Education and Skills

‘Business as usual’ will not achieve global education goals

Pupils sit in a classroom at a government school in the capital city of Harare, Zimbabwe February 5, 2019, REUTERS/Philimon Bulawayo - RC14196BE910

Based on current trends, just 79% of children will complete primary school in low-income countries by 2030.. Image: REUTERS/Philimon Bulawayo

Silvia Montoya
Director, UNESCO Institute for Statistics
Manos Antoninis
Director, Global Education Monitoring report, UNESCO

The generation that should finish secondary school by 2030 is now entering classrooms. But based on current trends, one in six children will still be out of school in 2030 and only six out of 10 young people will be completing secondary education.

As leaders meet this week at the High-Level Political Forum (HLPF) – the United Nations' official platform for reviewing the 2030 Agenda for Sustainable Development – they will be assessing progress on education for the first time since 2015.

Our main message to them is clear: business as usual for education must come to an end. The world will be embarrassingly off-track in achieving the Sustainable Development Goal for education ("SDG 4") - ensuring that all girls and boys complete free, equitable and quality primary and secondary education - by 2030 if current trends continue. The prospect of failing this generation is all too real.

New research, published by the UNESCO Institute for Statistics (UIS) and the Global Education Monitoring Report to coincide with the HLPF, are being released along with a call for countries to #Commit2Education.

The report outlines the status of each SDG 4 education target, from early childhood education to adult literacy in order to demonstrate current progress and shortfalls.

There are ten reasons to go beyond “business as usual” if we are to achieve our education commitments by 2030.

1. Today, 20% of the population aged between six and 17 – some 262 million children, adolescents and youth – are not in school. If current trends continue, this will fall only slightly by 2030, to 16.7% (225 million young people). What’s more, progress has stagnated for years, especially in primary education, where even the 2015 target of universal completion risks not being achieved by 2030.

Out-of-school rate for children of primary school age, 2000–2017 and projections to 2030 Image: UIS database and projections

2. Bringing children into school is not enough; the goal is for all children to complete their schooling. If current trends continue, the global completion rate will be 93% in primary education, 85% in lower-secondary education and 60% in upper-secondary education by 2030. These rates fall considerably in low-income countries, where just 79% of children will complete primary, 53% will complete lower-secondary and 26% will complete upper-secondary by 2030.

3. Disparities are very high. Only 4% of children from the poorest families complete upper-secondary school in low-income countries - and just 2% of the poorest girls - compared to 36% of those from the richest families.

4. If the world is to achieve its learning targets, the rates of progress seen in the best-performing countries must be replicated everywhere else. Today, however, a large share of students do not achieve minimum proficiency in reading. If these trends continue, learning rates are expected to stagnate in middle-income countries and drop by almost one-third in Francophone African countries by 2030.

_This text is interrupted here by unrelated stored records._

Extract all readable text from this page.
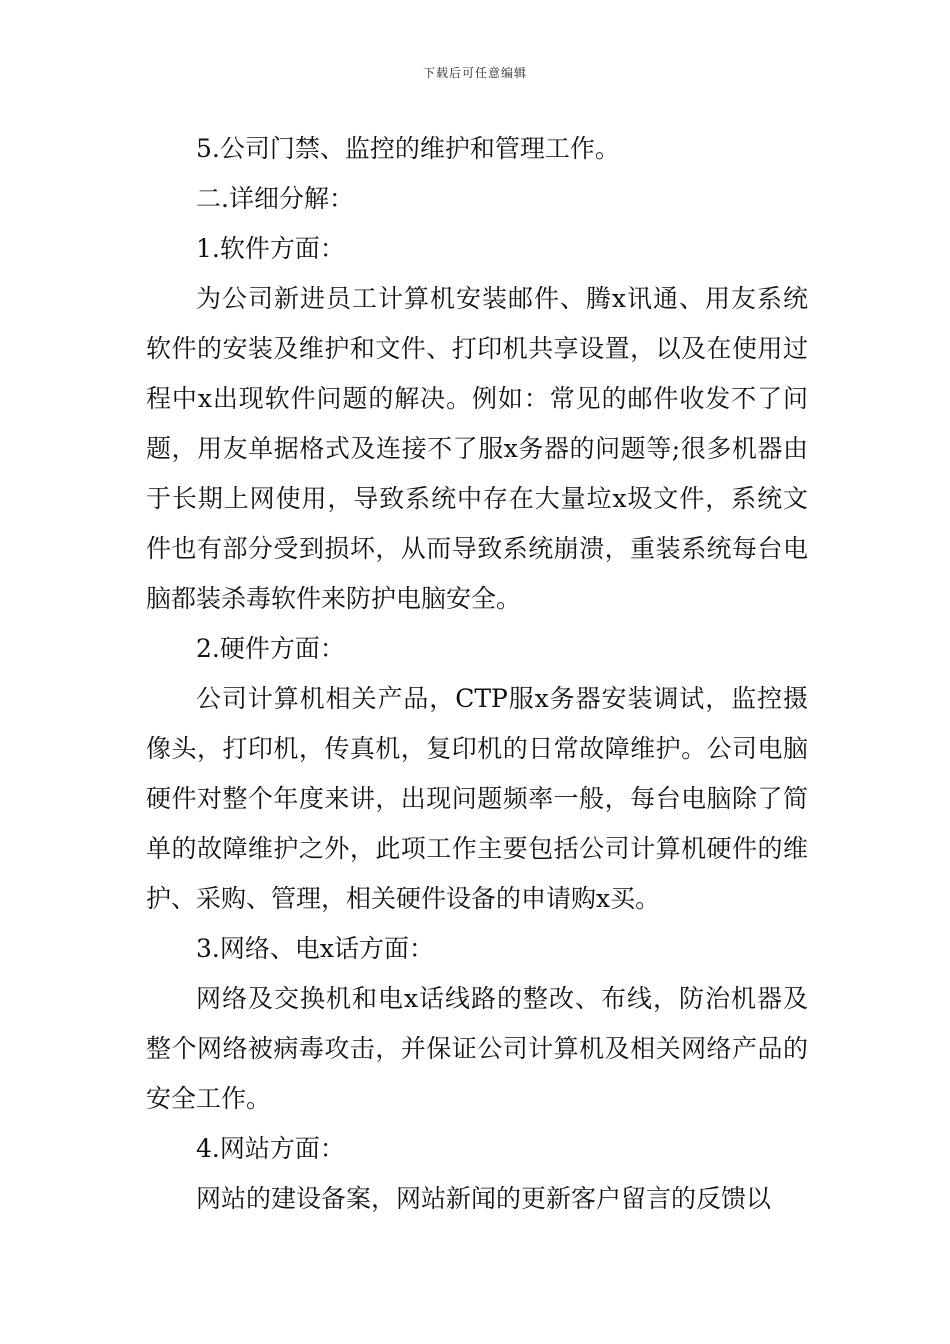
下载后可任意编辑

5.公司门禁、监控的维护和管理工作。

二.详细分解：

1.软件方面：

为公司新进员工计算机安装邮件、腾x讯通、用友系统软件的安装及维护和文件、打印机共享设置，以及在使用过程中x出现软件问题的解决。例如：常见的邮件收发不了问题，用友单据格式及连接不了服x务器的问题等;很多机器由于长期上网使用，导致系统中存在大量垃x圾文件，系统文件也有部分受到损坏，从而导致系统崩溃，重装系统每台电脑都装杀毒软件来防护电脑安全。

2.硬件方面：

公司计算机相关产品，CTP服x务器安装调试，监控摄像头，打印机，传真机，复印机的日常故障维护。公司电脑硬件对整个年度来讲，出现问题频率一般，每台电脑除了简单的故障维护之外，此项工作主要包括公司计算机硬件的维护、采购、管理，相关硬件设备的申请购x买。

3.网络、电x话方面：

网络及交换机和电x话线路的整改、布线，防治机器及整个网络被病毒攻击，并保证公司计算机及相关网络产品的安全工作。

4.网站方面：

网站的建设备案，网站新闻的更新客户留言的反馈以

Grade 6 students in 10 Francophone sub-Saharan African countries – Analysis Programme of CONFEMEN Education Systems (PASEC) Image: UIS estimates and projections

5. Access to early childhood education is expanding. Globally, 69% of children aged around five attend pre-primary education or other forms of organized learning. But the share drops down to 42% in low-income countries. If current trends continue, the global rate will reach 82% in 2030.

6. 750 million adults cannot read today, and while literacy rates are growing steadily, around 20% of youth and 30% of adults will still be unable to read in low-income countries by 2030 on the current trajectory.

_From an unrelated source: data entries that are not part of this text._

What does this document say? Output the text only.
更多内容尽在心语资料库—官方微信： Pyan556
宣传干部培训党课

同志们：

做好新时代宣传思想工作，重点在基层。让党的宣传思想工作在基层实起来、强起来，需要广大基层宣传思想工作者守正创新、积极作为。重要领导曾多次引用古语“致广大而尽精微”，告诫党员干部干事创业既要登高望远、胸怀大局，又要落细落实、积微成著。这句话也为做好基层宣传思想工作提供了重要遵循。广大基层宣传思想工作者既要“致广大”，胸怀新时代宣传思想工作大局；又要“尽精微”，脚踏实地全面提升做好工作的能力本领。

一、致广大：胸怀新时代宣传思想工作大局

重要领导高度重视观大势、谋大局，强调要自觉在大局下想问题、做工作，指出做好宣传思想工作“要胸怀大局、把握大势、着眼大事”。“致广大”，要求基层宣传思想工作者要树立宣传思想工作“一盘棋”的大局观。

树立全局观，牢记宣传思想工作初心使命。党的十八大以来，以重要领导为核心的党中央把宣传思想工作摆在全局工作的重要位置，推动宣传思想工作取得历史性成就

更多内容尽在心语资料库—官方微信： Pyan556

Youth and adult literacy rate, 2000–2016 and projections to 2030 Image: UIS database and projections

7. The proportion of trained teachers has been falling in sub-Saharan Africa since 2000, mostly because countries hire contract workers – often unqualified – to respond to the growing demand for education. Greater investment is needed for the training and recruitment of teachers, in addition to new pedagogical approaches to support quality education.

Percentage of trained teachers by region, 2000–2017 Image: UIS database

8. More than one in four countries is still falling short of the two SDG 4 benchmarks to allocate at least 4% of GDP and 15% of their total government spending on education.

9. Despite an annual financing gap of $39 billion to reach SDG 4 in low- and lower-middle-income countries, aid to education has stagnated since 2010, which was also the point at which progress on the out-of-school rate began to falter.

10. Less than half of countries currently provide the data needed to monitor progress towards SDG 4 on, for example, flagship indicators such as learning outcomes in primary and secondary education. Data are a necessity – not a luxury – for every country, which is why partners are making the call to #FundData.

Our new report is calling on countries to #Commit2Education and to take a close look at whether their plans match their education commitments, including in the data they collect.

We hope that the world leaders at the HLPF will hear this warning and use the opportunity to meet this challenge, and commit to this vital – and still achievable – development goal.